В гневе он называл обывателей Мелеца невеждами, мракобесами, идолопоклонниками, ослами. Он хотел уехать не только из ненавистного города, но и вообще из темной, невежественной Польши. Его давно тянуло в Берлин, в город, где его рабби Мойше Мендельсон когда-то жил и писал, откуда распространял по миру свет знаний. Еще мальчишкой, изучая по Библии Мендельсона немецкий, он мечтал о стране, откуда исходит добро, свет и разум. Потом, когда он уже помогал отцу торговать лесом, ему часто приходилось читать письма из Данцига, Бремена, Гамбурга, Берлина. И каждый раз у него щемило сердце. На каждом конверте было написано: «Высокородному». Так красиво, так изысканно! Даже красочные марки с портретом кайзера будили в нем тоску по чужой и желанной стране, язык которой он выучил по Пятикнижию. Берлин для него — просвещение, знание, благородство и красота, о которых можно только мечтать, но которых никогда не увидишь. Однако теперь у него появилась такая возможность. И он налег на тестя, чтобы тот выплатил ему приданое и отпустил его туда, за границу.
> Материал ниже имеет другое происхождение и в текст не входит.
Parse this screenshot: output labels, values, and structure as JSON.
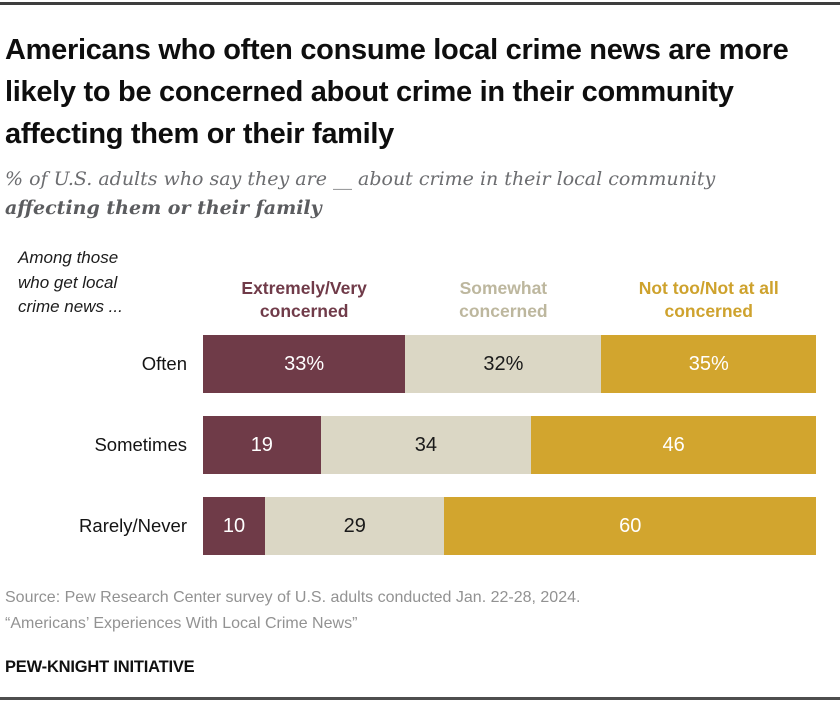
{
  "header": {
    "title": "Americans who often consume local crime news are more likely to be concerned about crime in their community affecting them or their family",
    "subtitle_line1": "% of U.S. adults who say they are __ about crime in their local community",
    "subtitle_line2": "affecting them or their family"
  },
  "chart_data": {
    "type": "bar",
    "variant": "stacked-horizontal",
    "unit": "%",
    "group_note": "Among those\nwho get local\ncrime news ...",
    "categories": [
      "Often",
      "Sometimes",
      "Rarely/Never"
    ],
    "series": [
      {
        "name": "Extremely/Very concerned",
        "legend_label": "Extremely/Very\nconcerned",
        "bar_color": "#6F3B48",
        "label_color": "#703B49",
        "value_text_color": "#FFFFFF",
        "values": [
          33,
          19,
          10
        ],
        "value_labels": [
          "33%",
          "19",
          "10"
        ]
      },
      {
        "name": "Somewhat concerned",
        "legend_label": "Somewhat\nconcerned",
        "bar_color": "#DBD7C5",
        "label_color": "#BDB79E",
        "value_text_color": "#1A1A1A",
        "values": [
          32,
          34,
          29
        ],
        "value_labels": [
          "32%",
          "34",
          "29"
        ]
      },
      {
        "name": "Not too/Not at all concerned",
        "legend_label": "Not too/Not at all\nconcerned",
        "bar_color": "#D2A52E",
        "label_color": "#CEA22D",
        "value_text_color": "#FFFFFF",
        "values": [
          35,
          46,
          60
        ],
        "value_labels": [
          "35%",
          "46",
          "60"
        ]
      }
    ],
    "legend_position": "top",
    "axis_range": [
      0,
      100
    ],
    "grid": false
  },
  "footer": {
    "source_line1": "Source: Pew Research Center survey of U.S. adults conducted Jan. 22-28, 2024.",
    "source_line2": "“Americans’ Experiences With Local Crime News”",
    "brand": "PEW-KNIGHT INITIATIVE"
  }
}
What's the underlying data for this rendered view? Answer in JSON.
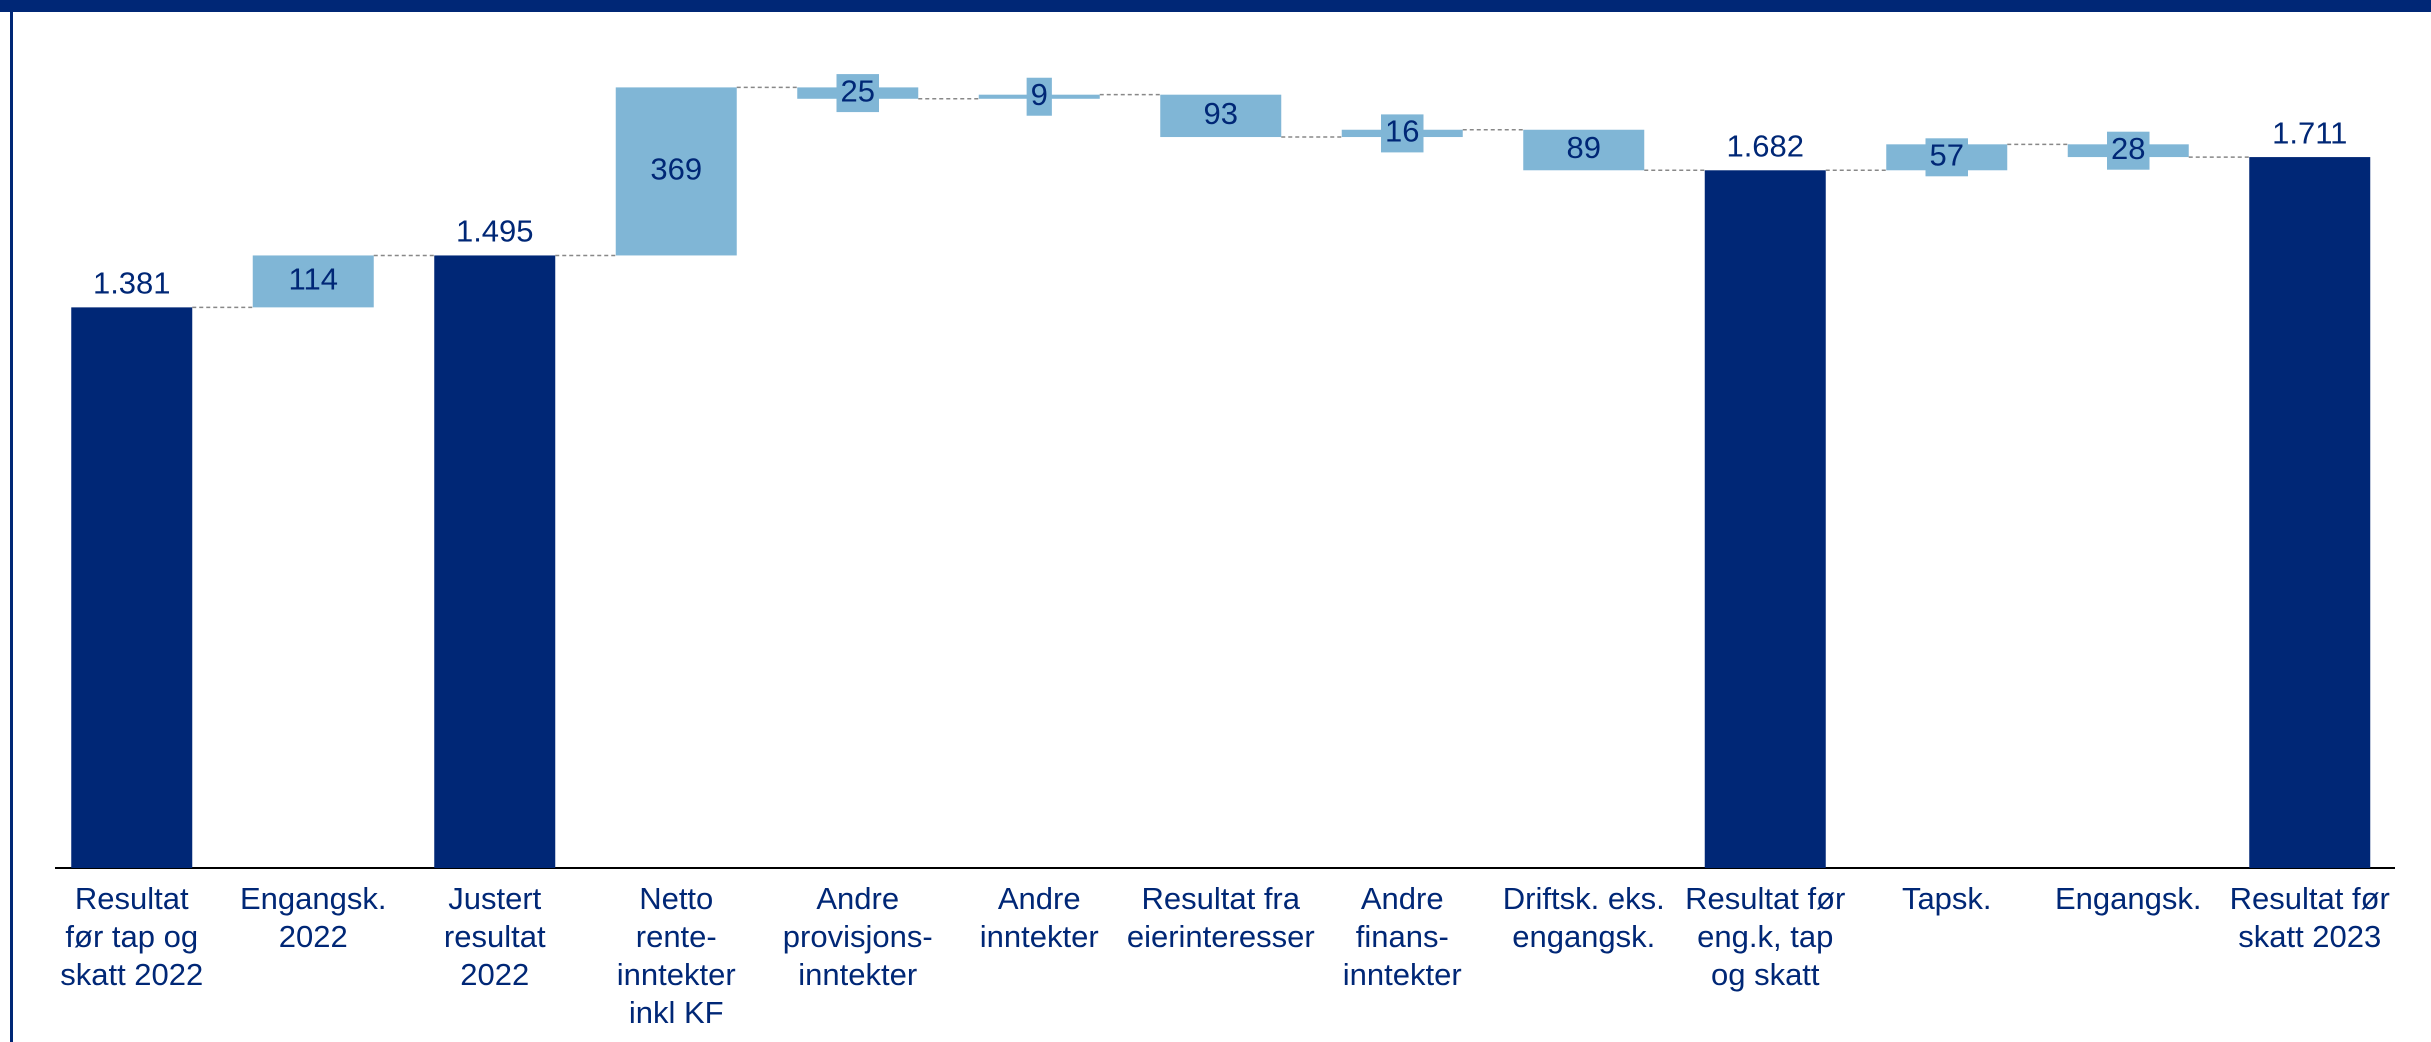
{
  "chart_data": {
    "type": "waterfall",
    "categories": [
      "Resultat\nfør tap og\nskatt 2022",
      "Engangsk.\n2022",
      "Justert\nresultat\n2022",
      "Netto\nrente-\ninntekter\ninkl KF",
      "Andre\nprovisjons-\ninntekter",
      "Andre\ninntekter",
      "Resultat fra\neierinteresser",
      "Andre\nfinans-\ninntekter",
      "Driftsk. eks.\nengangsk.",
      "Resultat før\neng.k, tap\nog skatt",
      "Tapsk.",
      "Engangsk.",
      "Resultat før\nskatt 2023"
    ],
    "values": [
      1381,
      114,
      1495,
      369,
      25,
      9,
      93,
      16,
      89,
      1682,
      57,
      28,
      1711
    ],
    "value_labels": [
      "1.381",
      "114",
      "1.495",
      "369",
      "25",
      "9",
      "93",
      "16",
      "89",
      "1.682",
      "57",
      "28",
      "1.711"
    ],
    "measure": [
      "total",
      "increase",
      "total",
      "increase",
      "decrease",
      "increase",
      "decrease",
      "increase",
      "decrease",
      "total",
      "increase",
      "decrease",
      "total"
    ],
    "total_color": "#002776",
    "change_color": "#80b6d6",
    "ylim": [
      150,
      1900
    ]
  }
}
Сначала Лейб Мильнер не соглашался ни в какую. Пусть зять живет в его доме, и все тут. Жена Мильнера, Нехума, затыкала уши, чтобы вообще не слышать таких речей. Чтобы она отпустила свою Лееле в чужую страну? Нет, она не согласится даже за сокровища всего мира. Нехума так мотала головой, что длинные серьги били ее по щекам. Но Довид Карновский стоял на своем. И в конце концов уговорами, просьбами, всевозможными доводами и врожденным упрямством он добился того, что тесть и теща позволили ему сделать то, к чему так стремилась его душа. День за днем он твердил одно и то же, пока тесть не сломался. Лейб Мильнер больше не мог противиться уговорам зятя, но Нехума не сдавалась. Ни за что, повторяла она, даже если, не дай Бог, до развода дойдет. Но тут вмешалась Лея.
— Мама, — сказала она, — я буду делать то, что велит Довид.
Нехума опустила голову и разрыдалась. Лея бросилась ей на шею и помогла выплакаться.
Довид Карновский, как всегда, добился своего. Лейб Мильнер полностью выплатил ему приданое, двадцать тысяч рублей новенькими сотенными бумажками. Также Довид добился от тестя, чтобы тот вступил в его дело и посылал ему в Германию лес по рекам и по железной дороге. Теща напекла пирогов и коржей, приготовила столько бутылей сока и банок варенья, будто ее дочь собиралась в пустыню и нужно было снабдить ее продовольствием на годы. Довид Карновский постриг черную бородку, надел твердую шляпу и кафтан до колен, приобрел цилиндр для праздников и заказал суконный сюртук с шелковыми лацканами.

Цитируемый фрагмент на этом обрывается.